Big News From NYCC--Orion!


  PRESS RELEASE: In their long-standing mission to excavate rare comics treasures, Hermes Press is reprinting the entirety of legendary artist Gray Morrow's Orion from the pages of Heavy Metal magazine. Orion is Morrow's 1978 sword and sorcery masterpiece about an Errol Flynn-like swashbuckling hero who battles evil on a strange and mystical world. The project has been a mission of Hermes Press's Christopher Irving for a decade, starting from his friendship with Morrow's widow, Pocho Morrow.
            "In doing an article on Gray after his untimely death in 2001, I got to become dear friends with Pocho," Irving says. "We've always talked about getting a tribute of Gray's best work printed, and when we came across originalOrion artwork, publisher Dan Herman was the first person I called."
            Most of Gray Morrow's Orion will be shot directly from Morrow's original hand-colored artwork, and reproduced in full color.
            Gray Morrow burst into comics in the 1950s, bringing his classic Alex Raymond-inspired style on everything from paperback covers to newspaper strips. Morrow's work graced several issues of the Warren magazines, Classics Illustrated, and westerns for DC Comics (including El Diablo with writer Robert Kanigher). Morrow also served as editor of Archie Comics' short-lived Red Circle horror line in the '70s, which included art by his contemporaries such as Alex Toth and Angelo Torres. As a comic strip artist, he drew the late 1970s incarnation of Buck Rogers, as well as an eighteen year-long stint on the Sunday Tarzan strip. He died in 2001, after succumbing to Parkinson's and general failing health.
Gray Morrow's Orion will be published by mid-2012, with proceeds going to his wife Pocho Morrow. Accompanying Orion will be a biographical essay by Irving as well as more samples of Morrow's inimitable artwork and storytelling.

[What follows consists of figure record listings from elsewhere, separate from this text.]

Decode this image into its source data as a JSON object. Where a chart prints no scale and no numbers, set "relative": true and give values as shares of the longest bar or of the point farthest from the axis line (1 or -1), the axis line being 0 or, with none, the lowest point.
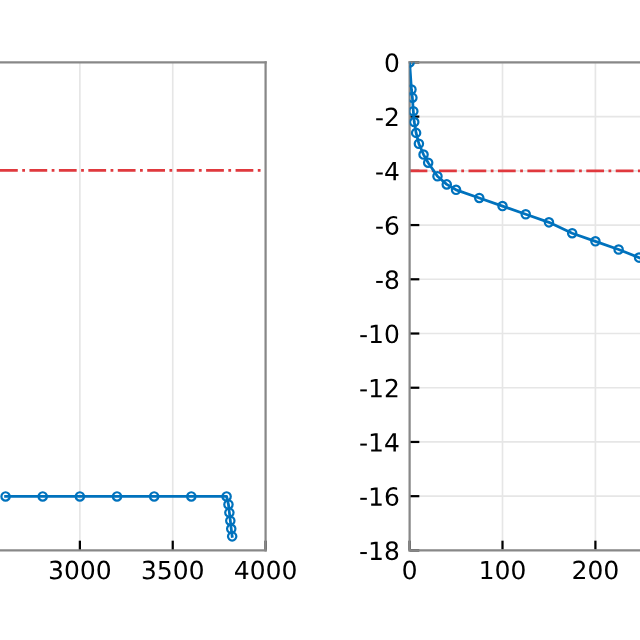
{
  "chart_data": [
    {
      "type": "line",
      "relative": true,
      "tick_labels": "x",
      "grid": "x",
      "marker": "circle",
      "xlim": [
        2570,
        4000
      ],
      "xticks": [
        3000,
        3500,
        4000
      ],
      "ref_lines": [
        {
          "axis": "y",
          "value": 7.04,
          "color": "#e0393e",
          "line_style": "dashdot"
        }
      ],
      "series": [
        {
          "color": "#0072bd",
          "x": [
            2600,
            2800,
            3000,
            3200,
            3400,
            3600,
            3790,
            3800,
            3805,
            3810,
            3815,
            3820
          ],
          "values": [
            1,
            1,
            1,
            1,
            1,
            1,
            1,
            0.85,
            0.7,
            0.55,
            0.4,
            0.26
          ]
        }
      ]
    },
    {
      "type": "line",
      "grid": true,
      "marker": "circle",
      "xlim": [
        0,
        248
      ],
      "xticks": [
        0,
        100,
        200
      ],
      "ylim": [
        -18,
        0
      ],
      "yticks": [
        -18,
        -16,
        -14,
        -12,
        -10,
        -8,
        -6,
        -4,
        -2,
        0
      ],
      "ref_lines": [
        {
          "axis": "y",
          "value": -4,
          "color": "#e0393e",
          "line_style": "dashdot"
        }
      ],
      "series": [
        {
          "color": "#0072bd",
          "x": [
            0,
            2,
            3,
            4,
            5,
            7,
            10,
            15,
            20,
            30,
            40,
            50,
            75,
            100,
            125,
            150,
            175,
            200,
            225,
            247
          ],
          "values": [
            0,
            -1,
            -1.3,
            -1.8,
            -2.2,
            -2.6,
            -3.0,
            -3.4,
            -3.7,
            -4.2,
            -4.5,
            -4.7,
            -5.0,
            -5.3,
            -5.6,
            -5.9,
            -6.3,
            -6.6,
            -6.9,
            -7.2
          ]
        }
      ]
    }
  ]
}
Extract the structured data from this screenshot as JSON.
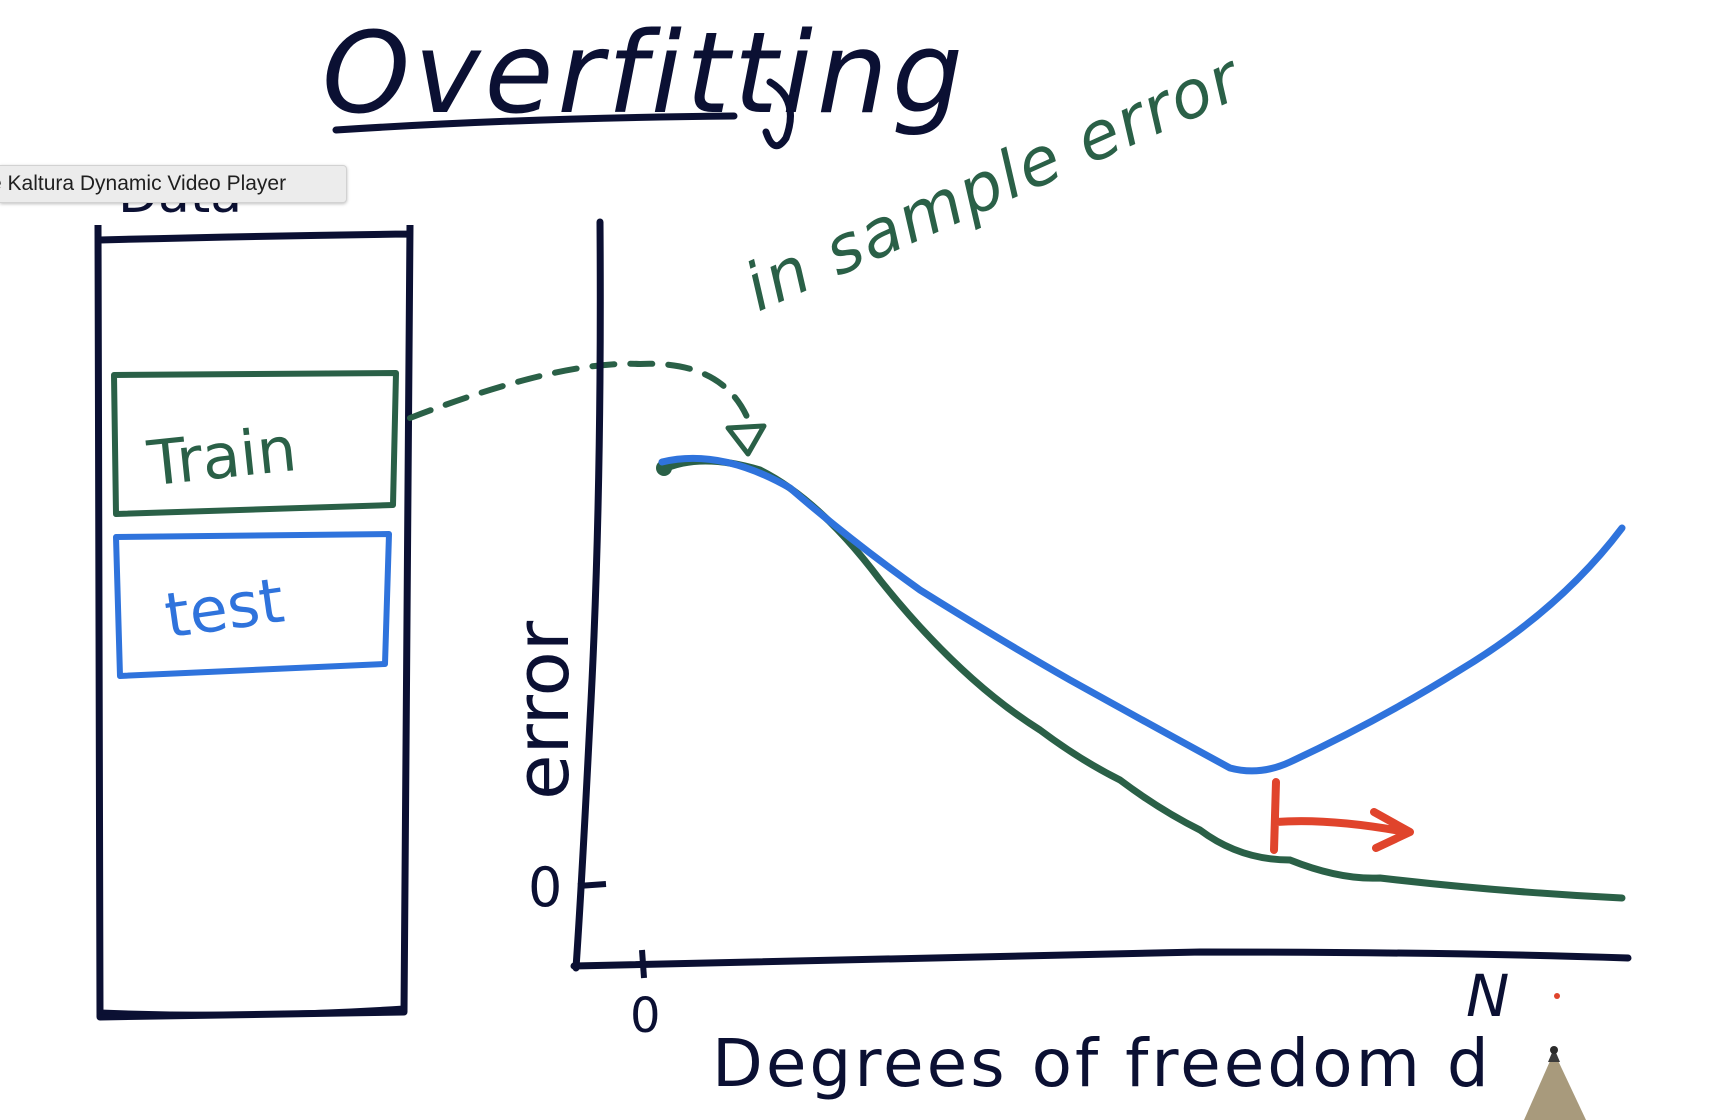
{
  "title": "Overfitting",
  "tooltip": {
    "text": "e Kaltura Dynamic Video Player"
  },
  "data_box": {
    "label_partial": "Data",
    "train_label": "Train",
    "test_label": "test"
  },
  "plot": {
    "y_axis_label": "error",
    "y_zero_label": "0",
    "x_zero_label": "0",
    "x_end_label": "N",
    "x_axis_label": "Degrees of freedom d",
    "curve_annotation": "in sample error"
  },
  "colors": {
    "ink": "#0b1033",
    "green": "#2a6047",
    "blue": "#2f73dc",
    "red": "#e0442c"
  },
  "icons": {
    "pen": "pen-tip-icon"
  }
}
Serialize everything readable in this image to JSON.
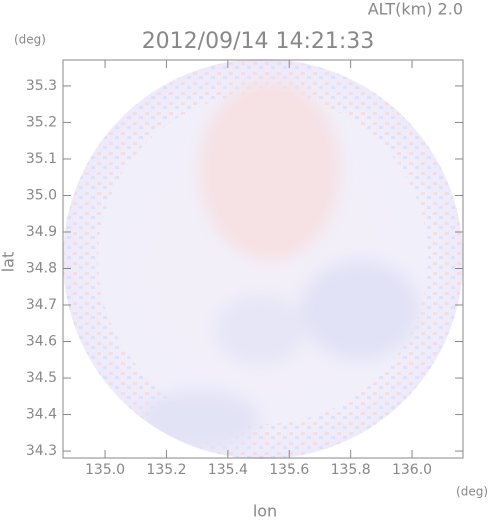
{
  "chart_data": {
    "type": "radar-image",
    "title": "2012/09/14 14:21:33",
    "subtitle": "ALT(km) 2.0",
    "x_label": "lon",
    "y_label": "lat",
    "x_unit": "(deg)",
    "y_unit": "(deg)",
    "xlim": [
      134.863,
      136.166
    ],
    "ylim": [
      34.281,
      35.371
    ],
    "xticks": [
      {
        "value": 135.0,
        "label": "135.0"
      },
      135.2,
      135.4,
      135.6,
      135.8,
      {
        "value": 136.0,
        "label": "136.0"
      }
    ],
    "yticks": [
      34.3,
      34.4,
      34.5,
      34.6,
      34.7,
      34.8,
      34.9,
      {
        "value": 35.0,
        "label": "35.0"
      },
      35.1,
      35.2,
      35.3
    ]
  }
}
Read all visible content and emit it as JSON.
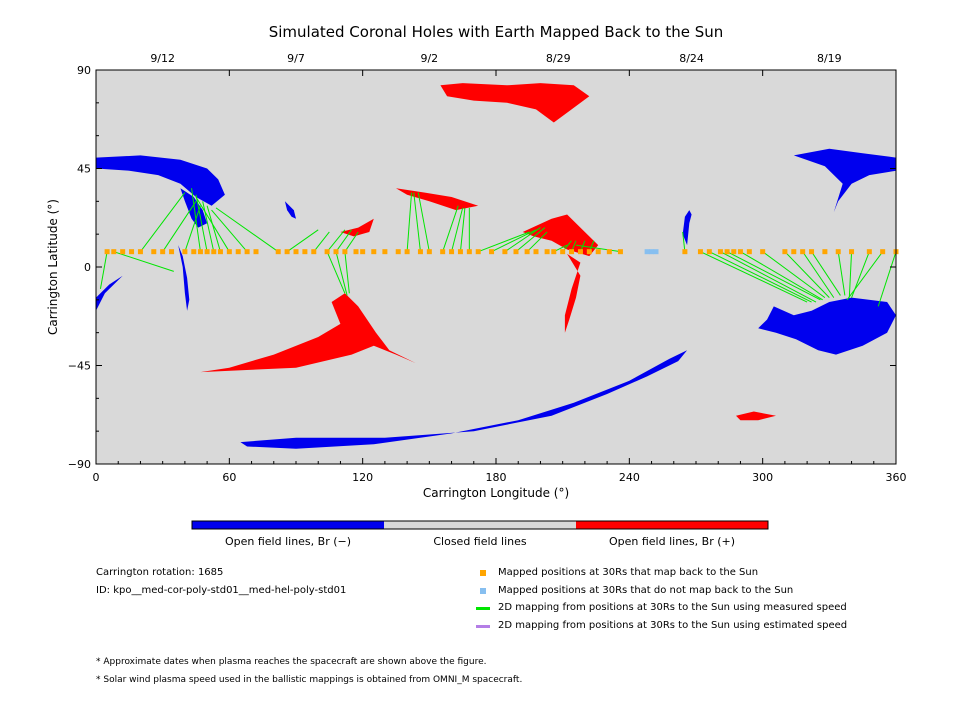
{
  "chart_data": {
    "type": "scatter",
    "title": "Simulated Coronal Holes with Earth Mapped Back to the Sun",
    "xlabel": "Carrington Longitude (°)",
    "ylabel": "Carrington Latitude (°)",
    "xlim": [
      0,
      360
    ],
    "ylim": [
      -90,
      90
    ],
    "x_ticks": [
      "0",
      "60",
      "120",
      "180",
      "240",
      "300",
      "360"
    ],
    "y_ticks": [
      "90",
      "45",
      "0",
      "−45",
      "−90"
    ],
    "top_axis_dates": [
      {
        "label": "9/12",
        "lon": 30
      },
      {
        "label": "9/7",
        "lon": 90
      },
      {
        "label": "9/2",
        "lon": 150
      },
      {
        "label": "8/29",
        "lon": 208
      },
      {
        "label": "8/24",
        "lon": 268
      },
      {
        "label": "8/19",
        "lon": 330
      }
    ],
    "colors": {
      "background": "#d9d9d9",
      "open_negative": "#0000ee",
      "open_positive": "#ff0000",
      "mapped": "#ffa500",
      "not_mapped": "#87bff0",
      "measured_line": "#00e600",
      "estimated_line": "#b47ee6"
    },
    "coronal_holes": [
      {
        "polarity": "negative",
        "outline": [
          [
            0,
            50
          ],
          [
            20,
            51
          ],
          [
            38,
            49
          ],
          [
            50,
            45
          ],
          [
            55,
            40
          ],
          [
            58,
            33
          ],
          [
            52,
            28
          ],
          [
            45,
            32
          ],
          [
            38,
            38
          ],
          [
            28,
            42
          ],
          [
            15,
            44
          ],
          [
            0,
            45
          ]
        ]
      },
      {
        "polarity": "negative",
        "outline": [
          [
            38,
            36
          ],
          [
            44,
            32
          ],
          [
            48,
            26
          ],
          [
            50,
            20
          ],
          [
            46,
            18
          ],
          [
            43,
            22
          ],
          [
            40,
            30
          ]
        ]
      },
      {
        "polarity": "negative",
        "outline": [
          [
            37,
            10
          ],
          [
            39,
            0
          ],
          [
            40,
            -12
          ],
          [
            41,
            -20
          ],
          [
            42,
            -15
          ],
          [
            41,
            -5
          ],
          [
            39,
            5
          ]
        ]
      },
      {
        "polarity": "negative",
        "outline": [
          [
            85,
            30
          ],
          [
            89,
            26
          ],
          [
            90,
            22
          ],
          [
            88,
            23
          ],
          [
            86,
            26
          ]
        ]
      },
      {
        "polarity": "negative",
        "outline": [
          [
            0,
            -14
          ],
          [
            6,
            -8
          ],
          [
            12,
            -4
          ],
          [
            8,
            -8
          ],
          [
            4,
            -12
          ],
          [
            0,
            -20
          ]
        ]
      },
      {
        "polarity": "negative",
        "outline": [
          [
            314,
            51
          ],
          [
            330,
            54
          ],
          [
            345,
            52
          ],
          [
            360,
            50
          ],
          [
            360,
            44
          ],
          [
            348,
            42
          ],
          [
            340,
            38
          ],
          [
            334,
            30
          ],
          [
            332,
            25
          ],
          [
            336,
            38
          ],
          [
            328,
            46
          ]
        ]
      },
      {
        "polarity": "negative",
        "outline": [
          [
            265,
            23
          ],
          [
            267,
            26
          ],
          [
            268,
            24
          ],
          [
            267,
            20
          ],
          [
            266,
            10
          ],
          [
            264,
            15
          ]
        ]
      },
      {
        "polarity": "negative",
        "outline": [
          [
            305,
            -18
          ],
          [
            314,
            -22
          ],
          [
            322,
            -20
          ],
          [
            330,
            -16
          ],
          [
            340,
            -14
          ],
          [
            356,
            -16
          ],
          [
            360,
            -22
          ],
          [
            356,
            -30
          ],
          [
            345,
            -36
          ],
          [
            333,
            -40
          ],
          [
            325,
            -38
          ],
          [
            315,
            -33
          ],
          [
            306,
            -30
          ],
          [
            298,
            -28
          ],
          [
            302,
            -24
          ]
        ]
      },
      {
        "polarity": "negative",
        "outline": [
          [
            65,
            -80
          ],
          [
            90,
            -78
          ],
          [
            130,
            -78
          ],
          [
            170,
            -75
          ],
          [
            205,
            -68
          ],
          [
            230,
            -58
          ],
          [
            248,
            -50
          ],
          [
            262,
            -43
          ],
          [
            266,
            -38
          ],
          [
            258,
            -42
          ],
          [
            240,
            -52
          ],
          [
            215,
            -62
          ],
          [
            190,
            -70
          ],
          [
            160,
            -76
          ],
          [
            125,
            -81
          ],
          [
            90,
            -83
          ],
          [
            68,
            -82
          ]
        ]
      },
      {
        "polarity": "positive",
        "outline": [
          [
            155,
            83
          ],
          [
            165,
            84
          ],
          [
            185,
            83
          ],
          [
            200,
            84
          ],
          [
            215,
            83
          ],
          [
            222,
            78
          ],
          [
            214,
            72
          ],
          [
            206,
            66
          ],
          [
            198,
            72
          ],
          [
            185,
            75
          ],
          [
            170,
            76
          ],
          [
            158,
            78
          ]
        ]
      },
      {
        "polarity": "positive",
        "outline": [
          [
            135,
            36
          ],
          [
            148,
            34
          ],
          [
            160,
            32
          ],
          [
            172,
            28
          ],
          [
            162,
            26
          ],
          [
            150,
            30
          ],
          [
            140,
            33
          ]
        ]
      },
      {
        "polarity": "positive",
        "outline": [
          [
            110,
            16
          ],
          [
            118,
            18
          ],
          [
            125,
            22
          ],
          [
            123,
            16
          ],
          [
            116,
            14
          ]
        ]
      },
      {
        "polarity": "positive",
        "outline": [
          [
            192,
            16
          ],
          [
            205,
            22
          ],
          [
            212,
            24
          ],
          [
            218,
            18
          ],
          [
            226,
            10
          ],
          [
            222,
            5
          ],
          [
            212,
            8
          ],
          [
            205,
            12
          ],
          [
            197,
            14
          ]
        ]
      },
      {
        "polarity": "positive",
        "outline": [
          [
            212,
            6
          ],
          [
            218,
            2
          ],
          [
            214,
            -10
          ],
          [
            211,
            -22
          ],
          [
            211,
            -30
          ],
          [
            213,
            -24
          ],
          [
            216,
            -14
          ],
          [
            218,
            -4
          ]
        ]
      },
      {
        "polarity": "positive",
        "outline": [
          [
            47,
            -48
          ],
          [
            90,
            -46
          ],
          [
            115,
            -40
          ],
          [
            125,
            -36
          ],
          [
            135,
            -40
          ],
          [
            144,
            -44
          ],
          [
            132,
            -38
          ],
          [
            126,
            -30
          ],
          [
            118,
            -18
          ],
          [
            112,
            -12
          ],
          [
            106,
            -16
          ],
          [
            110,
            -26
          ],
          [
            100,
            -32
          ],
          [
            80,
            -40
          ],
          [
            60,
            -46
          ]
        ]
      },
      {
        "polarity": "positive",
        "outline": [
          [
            288,
            -68
          ],
          [
            296,
            -66
          ],
          [
            306,
            -68
          ],
          [
            298,
            -70
          ],
          [
            290,
            -70
          ]
        ]
      }
    ],
    "mapped_points_lat": 7.0,
    "mapped_points_lon": [
      5,
      8,
      12,
      16,
      20,
      26,
      30,
      34,
      40,
      44,
      47,
      50,
      53,
      56,
      60,
      64,
      68,
      72,
      82,
      86,
      90,
      94,
      98,
      104,
      108,
      112,
      117,
      120,
      125,
      130,
      136,
      140,
      146,
      150,
      156,
      160,
      164,
      168,
      172,
      178,
      184,
      189,
      194,
      198,
      203,
      206,
      210,
      214,
      218,
      222,
      226,
      231,
      236,
      265,
      272,
      276,
      281,
      284,
      287,
      290,
      294,
      300,
      310,
      314,
      318,
      322,
      328,
      334,
      340,
      348,
      354,
      360
    ],
    "not_mapped_points_lon": [
      248,
      250,
      252
    ],
    "field_line_mappings": [
      [
        5,
        7,
        2,
        -10
      ],
      [
        8,
        7,
        35,
        -2
      ],
      [
        20,
        7,
        40,
        34
      ],
      [
        30,
        7,
        45,
        30
      ],
      [
        40,
        7,
        47,
        28
      ],
      [
        47,
        7,
        43,
        36
      ],
      [
        50,
        7,
        45,
        33
      ],
      [
        53,
        7,
        48,
        30
      ],
      [
        56,
        7,
        50,
        28
      ],
      [
        60,
        7,
        45,
        32
      ],
      [
        68,
        7,
        52,
        26
      ],
      [
        82,
        7,
        54,
        27
      ],
      [
        86,
        7,
        100,
        17
      ],
      [
        98,
        7,
        105,
        16
      ],
      [
        104,
        7,
        112,
        17
      ],
      [
        108,
        7,
        115,
        17
      ],
      [
        112,
        7,
        118,
        16
      ],
      [
        104,
        7,
        112,
        -12
      ],
      [
        108,
        7,
        113,
        -13
      ],
      [
        112,
        7,
        114,
        -12
      ],
      [
        140,
        7,
        142,
        34
      ],
      [
        146,
        7,
        143,
        34
      ],
      [
        150,
        7,
        145,
        34
      ],
      [
        156,
        7,
        163,
        28
      ],
      [
        160,
        7,
        165,
        27
      ],
      [
        164,
        7,
        166,
        27
      ],
      [
        168,
        7,
        168,
        27
      ],
      [
        172,
        7,
        195,
        16
      ],
      [
        178,
        7,
        198,
        17
      ],
      [
        184,
        7,
        200,
        18
      ],
      [
        189,
        7,
        202,
        18
      ],
      [
        194,
        7,
        203,
        16
      ],
      [
        206,
        7,
        212,
        10
      ],
      [
        210,
        7,
        214,
        12
      ],
      [
        214,
        7,
        216,
        12
      ],
      [
        218,
        7,
        220,
        12
      ],
      [
        222,
        7,
        224,
        12
      ],
      [
        236,
        7,
        216,
        10
      ],
      [
        265,
        7,
        264,
        16
      ],
      [
        272,
        7,
        320,
        -16
      ],
      [
        276,
        7,
        322,
        -16
      ],
      [
        281,
        7,
        324,
        -16
      ],
      [
        284,
        7,
        326,
        -15
      ],
      [
        290,
        7,
        327,
        -15
      ],
      [
        300,
        7,
        328,
        -14
      ],
      [
        310,
        7,
        330,
        -14
      ],
      [
        318,
        7,
        332,
        -14
      ],
      [
        322,
        7,
        335,
        -13
      ],
      [
        334,
        7,
        337,
        -13
      ],
      [
        340,
        7,
        339,
        -14
      ],
      [
        348,
        7,
        340,
        -14
      ],
      [
        354,
        7,
        338,
        -15
      ],
      [
        360,
        7,
        352,
        -18
      ]
    ]
  },
  "colorbar": {
    "labels": [
      "Open field lines, Br (−)",
      "Closed field lines",
      "Open field lines, Br (+)"
    ]
  },
  "info": {
    "rotation": "Carrington rotation: 1685",
    "id": "ID: kpo__med-cor-poly-std01__med-hel-poly-std01"
  },
  "legend": [
    {
      "marker": "square",
      "color": "#ffa500",
      "label": "Mapped positions at 30Rs that map back to the Sun"
    },
    {
      "marker": "square",
      "color": "#87bff0",
      "label": "Mapped positions at 30Rs that do not map back to the Sun"
    },
    {
      "marker": "line",
      "color": "#00e600",
      "label": "2D mapping from positions at 30Rs to the Sun using measured speed"
    },
    {
      "marker": "line",
      "color": "#b47ee6",
      "label": "2D mapping from positions at 30Rs to the Sun using estimated speed"
    }
  ],
  "footnotes": [
    "* Approximate dates when plasma reaches the spacecraft are shown above the figure.",
    "* Solar wind plasma speed used in the ballistic mappings is obtained from OMNI_M spacecraft."
  ]
}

Once again, thanks to Ronn S. for the heads-up!

1 comment:

  1. My main problem with the ORION book is that the original, first Orion story ("Chapter 1") was published in Wally Wood's WITZEND #2 (circa 1967?). And that story was drawn in pen and ink. When Morrow produced an Orion series in color for HEAVY METAL, Gray went back and COLORED that first story to keep with the color continuity that would be presented in HM. (Gray also colored the ORIGINAL PAGES, not stats, because they were later put up for auction years ago -- I had bid and lost out because of lack of available funds.)

    The good thing about the recolored first story was that it was in color, and that Gray did a marvelous job coloring the pages. The bad thing was that we no longer had those beautiful fine-line B&W pages, which were gorgeous as is, and the coloring hides some of that linework.

    When I first learned that Hermes would be publishing the ORION book (long before its eventual and late release), I contacted Hermes' publisher and strongly suggested, for completists' and historical sake, that the book ALSO publish therein the B&W version of the first Orion tale as printed in WITZEND #2. Because as good as the colored version of that story is, it's not the original version in all its glory.

    Unfortunately, Hermes publisher did not do as I suggested, nor did he even bother replying to me.